The director of “Anyone But You,” Will Gluck, says someone else is responsible for the film’s “cringe scenes”.
Some may not know this, but “Anyone But You” is somewhat inspired by William Shakespeare’s play “Much Ado About Nothing.”
This film features Sydney Sweeney and Glen Powell as Bea and Ben. They don’t like each other, but still, they pretend to be a couple even though they don’t like each other.

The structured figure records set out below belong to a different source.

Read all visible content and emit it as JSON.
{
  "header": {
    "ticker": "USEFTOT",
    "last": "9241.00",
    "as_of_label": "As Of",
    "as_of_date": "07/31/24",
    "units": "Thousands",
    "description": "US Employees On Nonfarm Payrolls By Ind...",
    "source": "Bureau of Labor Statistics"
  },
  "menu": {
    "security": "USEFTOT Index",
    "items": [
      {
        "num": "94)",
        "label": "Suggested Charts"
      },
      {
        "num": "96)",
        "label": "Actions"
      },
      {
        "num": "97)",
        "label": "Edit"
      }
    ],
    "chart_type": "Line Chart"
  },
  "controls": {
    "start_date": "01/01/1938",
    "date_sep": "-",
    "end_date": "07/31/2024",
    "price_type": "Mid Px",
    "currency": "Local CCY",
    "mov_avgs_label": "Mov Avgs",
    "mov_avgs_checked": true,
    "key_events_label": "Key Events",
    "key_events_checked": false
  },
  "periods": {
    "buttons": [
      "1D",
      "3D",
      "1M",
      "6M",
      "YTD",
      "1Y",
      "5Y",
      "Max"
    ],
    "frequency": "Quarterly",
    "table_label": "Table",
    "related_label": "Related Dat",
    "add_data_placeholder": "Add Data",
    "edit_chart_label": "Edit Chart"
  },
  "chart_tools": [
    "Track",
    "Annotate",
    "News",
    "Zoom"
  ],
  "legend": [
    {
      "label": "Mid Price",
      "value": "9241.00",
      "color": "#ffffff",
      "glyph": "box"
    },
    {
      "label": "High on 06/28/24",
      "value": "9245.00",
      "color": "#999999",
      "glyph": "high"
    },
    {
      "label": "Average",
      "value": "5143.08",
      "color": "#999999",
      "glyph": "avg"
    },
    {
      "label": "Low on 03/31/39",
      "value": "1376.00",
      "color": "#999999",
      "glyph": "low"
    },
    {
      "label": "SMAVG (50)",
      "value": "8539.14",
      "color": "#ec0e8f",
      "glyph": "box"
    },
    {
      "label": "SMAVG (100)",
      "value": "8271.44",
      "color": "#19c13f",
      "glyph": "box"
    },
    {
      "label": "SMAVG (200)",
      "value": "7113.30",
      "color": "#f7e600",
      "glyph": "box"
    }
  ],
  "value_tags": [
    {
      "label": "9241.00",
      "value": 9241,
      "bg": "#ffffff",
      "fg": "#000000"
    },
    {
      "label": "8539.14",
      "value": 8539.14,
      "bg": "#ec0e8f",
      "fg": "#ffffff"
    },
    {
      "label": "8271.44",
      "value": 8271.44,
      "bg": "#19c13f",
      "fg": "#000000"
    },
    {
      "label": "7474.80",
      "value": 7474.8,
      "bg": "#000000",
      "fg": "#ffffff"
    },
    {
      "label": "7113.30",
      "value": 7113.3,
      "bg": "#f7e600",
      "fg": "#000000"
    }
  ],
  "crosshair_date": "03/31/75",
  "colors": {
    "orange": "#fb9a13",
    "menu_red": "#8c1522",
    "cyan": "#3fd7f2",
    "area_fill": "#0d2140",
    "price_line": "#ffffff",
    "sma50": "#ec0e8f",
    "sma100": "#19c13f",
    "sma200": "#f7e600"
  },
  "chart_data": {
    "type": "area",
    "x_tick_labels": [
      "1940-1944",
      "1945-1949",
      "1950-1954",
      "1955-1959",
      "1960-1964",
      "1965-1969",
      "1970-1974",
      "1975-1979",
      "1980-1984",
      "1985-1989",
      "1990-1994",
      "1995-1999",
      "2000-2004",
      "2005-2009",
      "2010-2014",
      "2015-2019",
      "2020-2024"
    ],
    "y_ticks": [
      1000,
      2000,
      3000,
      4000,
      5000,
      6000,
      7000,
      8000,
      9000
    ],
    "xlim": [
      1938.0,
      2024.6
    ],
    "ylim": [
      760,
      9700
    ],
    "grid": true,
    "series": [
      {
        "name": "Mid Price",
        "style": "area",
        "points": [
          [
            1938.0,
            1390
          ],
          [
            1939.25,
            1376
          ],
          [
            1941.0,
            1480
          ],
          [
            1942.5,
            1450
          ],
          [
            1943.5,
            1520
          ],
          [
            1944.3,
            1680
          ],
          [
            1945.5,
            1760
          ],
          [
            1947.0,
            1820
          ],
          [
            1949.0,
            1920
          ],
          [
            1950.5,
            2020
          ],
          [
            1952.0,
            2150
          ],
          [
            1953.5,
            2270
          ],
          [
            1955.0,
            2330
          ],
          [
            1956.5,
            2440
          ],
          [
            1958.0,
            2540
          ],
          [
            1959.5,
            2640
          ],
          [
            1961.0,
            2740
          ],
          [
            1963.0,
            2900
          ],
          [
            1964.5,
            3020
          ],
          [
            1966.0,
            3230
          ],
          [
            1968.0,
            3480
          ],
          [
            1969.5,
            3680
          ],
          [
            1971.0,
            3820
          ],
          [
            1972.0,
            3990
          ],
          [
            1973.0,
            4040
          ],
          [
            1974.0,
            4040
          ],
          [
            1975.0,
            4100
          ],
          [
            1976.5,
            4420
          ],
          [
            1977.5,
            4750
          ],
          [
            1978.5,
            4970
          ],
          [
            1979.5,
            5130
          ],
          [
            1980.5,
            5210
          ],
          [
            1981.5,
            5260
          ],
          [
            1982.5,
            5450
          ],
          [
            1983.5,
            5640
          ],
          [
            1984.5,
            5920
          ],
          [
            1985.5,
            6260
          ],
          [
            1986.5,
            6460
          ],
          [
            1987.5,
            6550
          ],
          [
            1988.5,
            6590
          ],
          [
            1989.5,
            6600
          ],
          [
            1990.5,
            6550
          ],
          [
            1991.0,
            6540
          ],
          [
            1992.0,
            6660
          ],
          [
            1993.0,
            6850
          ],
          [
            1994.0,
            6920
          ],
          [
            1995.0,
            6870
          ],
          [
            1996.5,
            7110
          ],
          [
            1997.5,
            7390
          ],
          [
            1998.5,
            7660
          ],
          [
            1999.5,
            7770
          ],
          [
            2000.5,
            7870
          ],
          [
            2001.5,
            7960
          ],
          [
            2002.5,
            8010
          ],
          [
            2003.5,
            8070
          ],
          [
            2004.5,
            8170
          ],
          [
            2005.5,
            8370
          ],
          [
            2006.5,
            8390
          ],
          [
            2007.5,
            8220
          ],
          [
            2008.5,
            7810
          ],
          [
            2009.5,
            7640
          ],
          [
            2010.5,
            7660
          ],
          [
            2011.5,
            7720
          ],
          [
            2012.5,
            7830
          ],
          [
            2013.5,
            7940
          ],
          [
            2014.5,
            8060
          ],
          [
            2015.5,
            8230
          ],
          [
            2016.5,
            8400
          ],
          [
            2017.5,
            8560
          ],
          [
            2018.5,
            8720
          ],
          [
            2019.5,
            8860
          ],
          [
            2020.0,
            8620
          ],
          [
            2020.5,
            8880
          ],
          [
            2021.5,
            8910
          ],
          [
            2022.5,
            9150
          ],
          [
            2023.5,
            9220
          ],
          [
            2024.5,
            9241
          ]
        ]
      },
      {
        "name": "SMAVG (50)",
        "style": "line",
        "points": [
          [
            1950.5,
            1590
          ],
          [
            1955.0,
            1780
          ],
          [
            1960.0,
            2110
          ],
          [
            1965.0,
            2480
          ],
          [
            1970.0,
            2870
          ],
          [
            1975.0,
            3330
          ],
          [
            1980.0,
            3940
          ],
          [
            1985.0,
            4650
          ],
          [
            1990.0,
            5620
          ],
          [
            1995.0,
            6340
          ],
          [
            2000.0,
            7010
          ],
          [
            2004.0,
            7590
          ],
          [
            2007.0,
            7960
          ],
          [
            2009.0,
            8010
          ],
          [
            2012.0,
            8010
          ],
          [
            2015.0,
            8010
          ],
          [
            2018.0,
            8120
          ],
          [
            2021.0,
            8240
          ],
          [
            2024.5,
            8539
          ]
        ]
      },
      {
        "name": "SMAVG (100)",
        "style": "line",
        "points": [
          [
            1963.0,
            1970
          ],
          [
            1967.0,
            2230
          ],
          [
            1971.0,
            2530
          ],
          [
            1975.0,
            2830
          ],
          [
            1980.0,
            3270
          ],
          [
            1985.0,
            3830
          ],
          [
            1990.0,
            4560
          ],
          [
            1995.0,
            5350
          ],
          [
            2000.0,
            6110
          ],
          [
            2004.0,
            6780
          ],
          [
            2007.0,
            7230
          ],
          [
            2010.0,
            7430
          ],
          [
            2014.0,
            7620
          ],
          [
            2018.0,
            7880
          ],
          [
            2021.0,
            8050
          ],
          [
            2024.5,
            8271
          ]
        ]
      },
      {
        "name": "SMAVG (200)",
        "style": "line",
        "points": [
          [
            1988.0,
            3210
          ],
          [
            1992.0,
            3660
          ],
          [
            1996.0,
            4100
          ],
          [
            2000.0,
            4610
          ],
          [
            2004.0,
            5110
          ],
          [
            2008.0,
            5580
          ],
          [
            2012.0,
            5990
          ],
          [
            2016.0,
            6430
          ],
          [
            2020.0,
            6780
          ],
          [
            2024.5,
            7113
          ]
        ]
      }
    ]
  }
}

During the chat with the Letterbox director, Gluck opens up about Anyone But You’s cringy scenes:
“It’s funny because even my favorite of all the Letterboxd reviews say, ‘Oh, there’re so many cringe scenes.’ I say, ‘Well, which ones are cringe?’ ‘Oh, the goofy part when the dad and the brother over-act loudly.’ And then I just have to say, ‘That is directly from William Shakespeare.’ All the cringe scenes in this movie are taken directly from William Shakespeare. The tropes that all the romantic comedies have now, he started it back in sixteen-whatever. That’s where they began. So, yes, you’ve seen it millions of times, but this was honoring the goofiness of that.”
He further added
“I also truly believe that, for some reason, when we watch movies, we expect the characters to be the smartest people in the world, [as if] it’s the first time they’ve ever been through this, the first time a guy’s ever liked a girl in the world and never does anything goofy and silly. And yet in the real world, every interaction I have, you have, is ‘I just cannot believe you’ve done that. It’s so goofy, it’s so silly, I feel like such an idiot.’ So I try to walk the line between what would really happen—and it was even more goofy in Shakespeare, it was even crazier in the original play. So my conversation is more with the play, I’d say.”
Despite mixed critics, Anyboot performed well at the global box office, earning an estimated $200 million.